Michael,

Christian is correct, by using a "memo" field in Access, you can store up 
to 65,536 characters instead of  just 256 in a "text" field.

However, just because you can put that many characters in a single field 
does not mean it is the best design. You also mention wanting to be able to 
search notes by date, species, location, and other fields, so it sounds 
like those are separate fields (columns) in the Access database.  That is 
certainly a good idea since it will be much easier to search or sort using 
particular fields with consistent values than to be looking for text within 
a long text field. As someone who has taught database design, I would 
encourage you to divide the text into meaningful fields instead of just 
putting it together in one large field. Even broad categories would help. 
Another trick is to add some "yes/no" fields that you can use to indicate 
whether or not the text relates to features of interest.  For example if 
erosion is something you are interested in and your field notes describing 
a location sometimes discusses the erosional features observed,  I would 
add a "yes/no" field for erosion so that I could easily find those notes 
without having to search for the words used to describe the condition in 
the notes.  It is probably faster if you add those fields and fill in those 
values as you add the notes, but you can also add them later.

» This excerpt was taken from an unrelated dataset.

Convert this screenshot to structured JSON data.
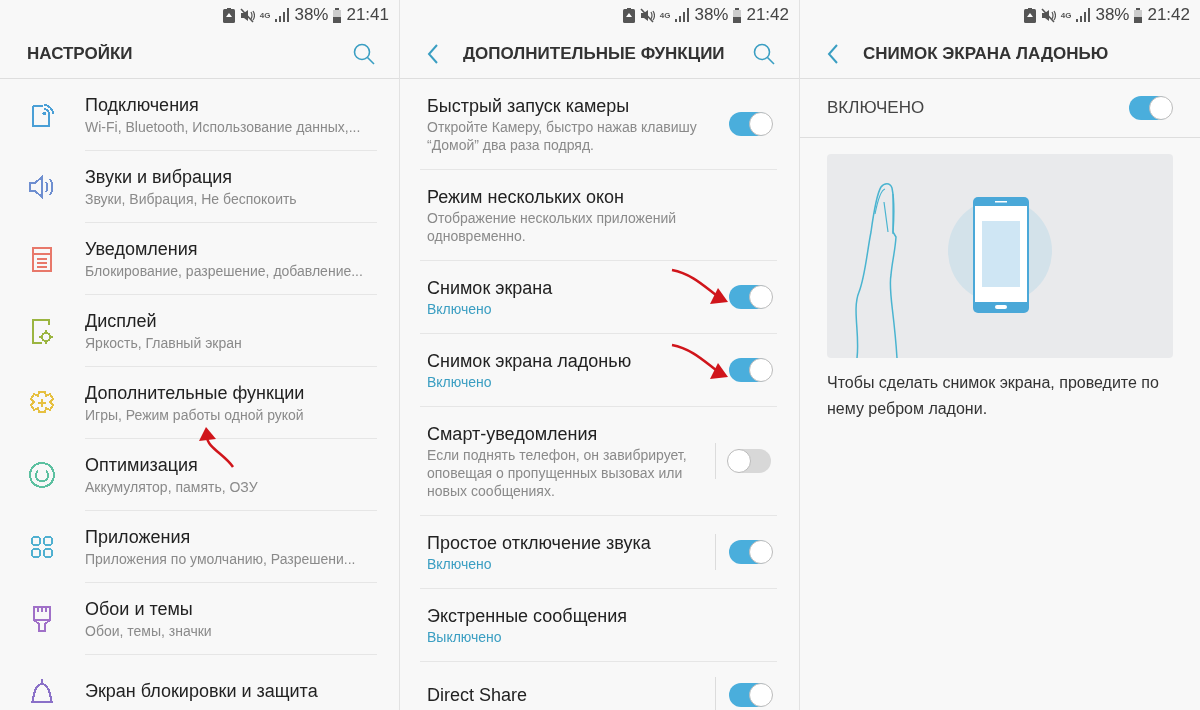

I doubt this will be a problem, but Access only uses the first 255 
characters in a "memo" field for sorting purposes

On the other hand, if your field notes are primarily long descriptive texts 
that you want to analyze qualitatively, there is other software designed 
for that type of analysis.  One is 
NVivo,  http://www.qsrinternational.com/products_nvivo.aspx
which is primarily used for qualitative research with textual data, often 
transcripts of conversations or interviews.  For example, sociologists 
might use it to "code" various segments of the text to identify recurring 
themes and behaviors.  You can apply multiple codes to the same text, so I 
assume you could code the text in your field notes with date, species and 
location information.

Jeff

Jeffrey D. Campbell, Ph.D.
Campbell Systems Consulting


At 03:47 PM 7/8/2007, Christian Parker wrote:
>I am not sure what you mean by the text field being limited but i am going 
>to assume that you just mean a fixed length of 255, in which case you can 
>use the memo field, its not efficient but i dont think you will notice. 
>Access will be the simplest to use so unless you are going to have a large 
>database (>2gigs) or you want to be able to enter/retrieve data via the 
>web i would stick to access. If you need to go beyond that i would use the 
>free version of MySQL which is more difficult to use on its own but once 
>its set up it can be "linked" to an access front end and therefore make it 
>seem like you are using access.
>
>-Chris Parker
>
>Michael Batcher wrote:
>>Does anyone have suggestions for a database with which to keep field 
>>notes. I use ACCESS, but the text field length is limited. I want to be 
>>able to search notes by date, species, location, and other fields and 
>>develop queries and reports as a result. Thanks in advance.